Fundamental Rights and Freedoms of the Commonwealth Caribbean by S.Y. Mohammed

AuthorR.W. James
PositionProfessor and Dean of the Faculty of Law, University of Papua New Guinea, Visiting Professor, Faculty of Law, University of the West Indies, Barbados
Pages236-243
Fundamental Rights and Freedoms
of the Commonwealth Caribbean
by S.Y. Mohammed
[New Guyana Co. Ltd., 1993]
xviii, 207 pp.
Fundamental Rights in Commonwealth
Caribbean Constitutions
by Margaret DeMerieux
[Faculty of Law Library,
University of the West Indies, 1992]
xxxiii, 507 pp.
These two recent publications are studies of the guarantees on
fundamental rights and freedoms contained in the several
Commonwealth Caribbean Constitutions. The former is authored by a
judge of the High Court of Guyana (who has since retired), and the
latter, by an academic who has taught for more than two decades in the
Law Faculty, Cave Hill Campus, University of the West Indies.
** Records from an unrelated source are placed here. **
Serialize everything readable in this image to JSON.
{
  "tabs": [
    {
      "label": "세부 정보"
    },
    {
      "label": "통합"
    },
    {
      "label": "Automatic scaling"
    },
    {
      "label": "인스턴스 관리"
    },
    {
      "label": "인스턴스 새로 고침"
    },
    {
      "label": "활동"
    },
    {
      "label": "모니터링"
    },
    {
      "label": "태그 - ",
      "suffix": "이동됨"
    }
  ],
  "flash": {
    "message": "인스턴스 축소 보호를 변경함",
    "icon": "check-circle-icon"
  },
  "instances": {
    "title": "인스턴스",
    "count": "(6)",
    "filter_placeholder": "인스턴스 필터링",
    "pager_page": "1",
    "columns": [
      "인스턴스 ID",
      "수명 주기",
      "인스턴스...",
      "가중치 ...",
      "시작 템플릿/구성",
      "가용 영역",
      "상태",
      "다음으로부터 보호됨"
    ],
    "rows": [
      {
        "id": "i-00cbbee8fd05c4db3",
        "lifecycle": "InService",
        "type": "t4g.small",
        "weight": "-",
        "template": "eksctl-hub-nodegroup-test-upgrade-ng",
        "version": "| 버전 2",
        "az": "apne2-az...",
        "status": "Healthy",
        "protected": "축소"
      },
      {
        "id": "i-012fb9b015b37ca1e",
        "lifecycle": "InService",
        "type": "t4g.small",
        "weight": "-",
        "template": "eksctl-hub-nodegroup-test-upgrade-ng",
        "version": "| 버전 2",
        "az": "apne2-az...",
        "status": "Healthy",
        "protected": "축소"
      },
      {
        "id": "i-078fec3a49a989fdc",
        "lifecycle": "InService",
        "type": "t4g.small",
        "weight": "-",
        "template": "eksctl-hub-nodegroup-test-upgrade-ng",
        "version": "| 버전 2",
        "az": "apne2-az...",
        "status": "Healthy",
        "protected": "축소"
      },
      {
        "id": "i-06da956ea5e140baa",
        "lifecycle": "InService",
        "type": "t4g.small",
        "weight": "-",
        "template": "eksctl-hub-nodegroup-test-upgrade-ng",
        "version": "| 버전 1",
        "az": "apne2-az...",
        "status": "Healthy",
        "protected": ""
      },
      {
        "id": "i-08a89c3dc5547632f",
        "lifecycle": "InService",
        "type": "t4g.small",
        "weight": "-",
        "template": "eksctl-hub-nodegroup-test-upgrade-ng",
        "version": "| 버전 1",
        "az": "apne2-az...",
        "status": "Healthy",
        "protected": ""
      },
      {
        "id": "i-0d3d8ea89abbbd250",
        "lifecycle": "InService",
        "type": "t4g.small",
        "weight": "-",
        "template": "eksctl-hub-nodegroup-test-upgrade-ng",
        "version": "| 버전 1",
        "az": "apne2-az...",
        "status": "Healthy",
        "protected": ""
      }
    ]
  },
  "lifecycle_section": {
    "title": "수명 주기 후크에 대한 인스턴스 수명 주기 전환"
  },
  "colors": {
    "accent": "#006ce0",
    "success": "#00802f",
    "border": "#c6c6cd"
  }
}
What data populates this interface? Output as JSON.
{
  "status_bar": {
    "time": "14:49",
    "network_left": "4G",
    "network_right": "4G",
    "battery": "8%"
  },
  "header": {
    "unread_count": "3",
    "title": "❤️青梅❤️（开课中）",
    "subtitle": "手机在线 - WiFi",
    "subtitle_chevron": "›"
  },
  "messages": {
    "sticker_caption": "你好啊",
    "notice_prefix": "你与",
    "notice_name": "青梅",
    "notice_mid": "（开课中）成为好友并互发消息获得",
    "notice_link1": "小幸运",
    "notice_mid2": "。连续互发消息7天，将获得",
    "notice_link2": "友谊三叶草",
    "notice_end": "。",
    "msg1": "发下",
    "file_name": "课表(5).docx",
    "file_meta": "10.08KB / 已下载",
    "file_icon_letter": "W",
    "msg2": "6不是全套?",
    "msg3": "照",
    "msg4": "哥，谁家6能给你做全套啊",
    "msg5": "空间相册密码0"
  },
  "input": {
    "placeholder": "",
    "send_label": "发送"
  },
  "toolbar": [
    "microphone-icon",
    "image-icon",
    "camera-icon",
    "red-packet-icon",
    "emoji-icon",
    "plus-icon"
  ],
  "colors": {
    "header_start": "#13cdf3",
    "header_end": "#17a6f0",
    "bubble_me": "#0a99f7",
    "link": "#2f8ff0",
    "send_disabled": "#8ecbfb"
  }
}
To a large extent they cover the same field with both authors
emphasizing the common elements of
the
various bills of rights, which
are drawn from a common source and prominently set out in all the
independence Constitutions of Commonwealth Caribbean states. In
many cases the guarantees are in identical language. However, any
assumption that similar provisions in the area of fundamental rights and
freedoms would lead to identical application and/or interpretation by
the courts is a doubtful proposition and unmindful of the political and
socio-economic divergences in the region.
It is to be expected, though, that pioneering works which discuss
material from a dozen jurisdictions would concentrate on unity rather
than diversity. But divergences there are in a region which adopted
different social, economic and political paths to development, and
experienced at least one revolution. What unity is achieved in the
interpretation and application of the Caribbean bills of rights must be
credited not to the commonality of the provisions, but to the activities
of
the
Privy Council as the final appellate court of all the jurisdictions,
except Guyana (since 1970) and Grenada (1979 to 1991).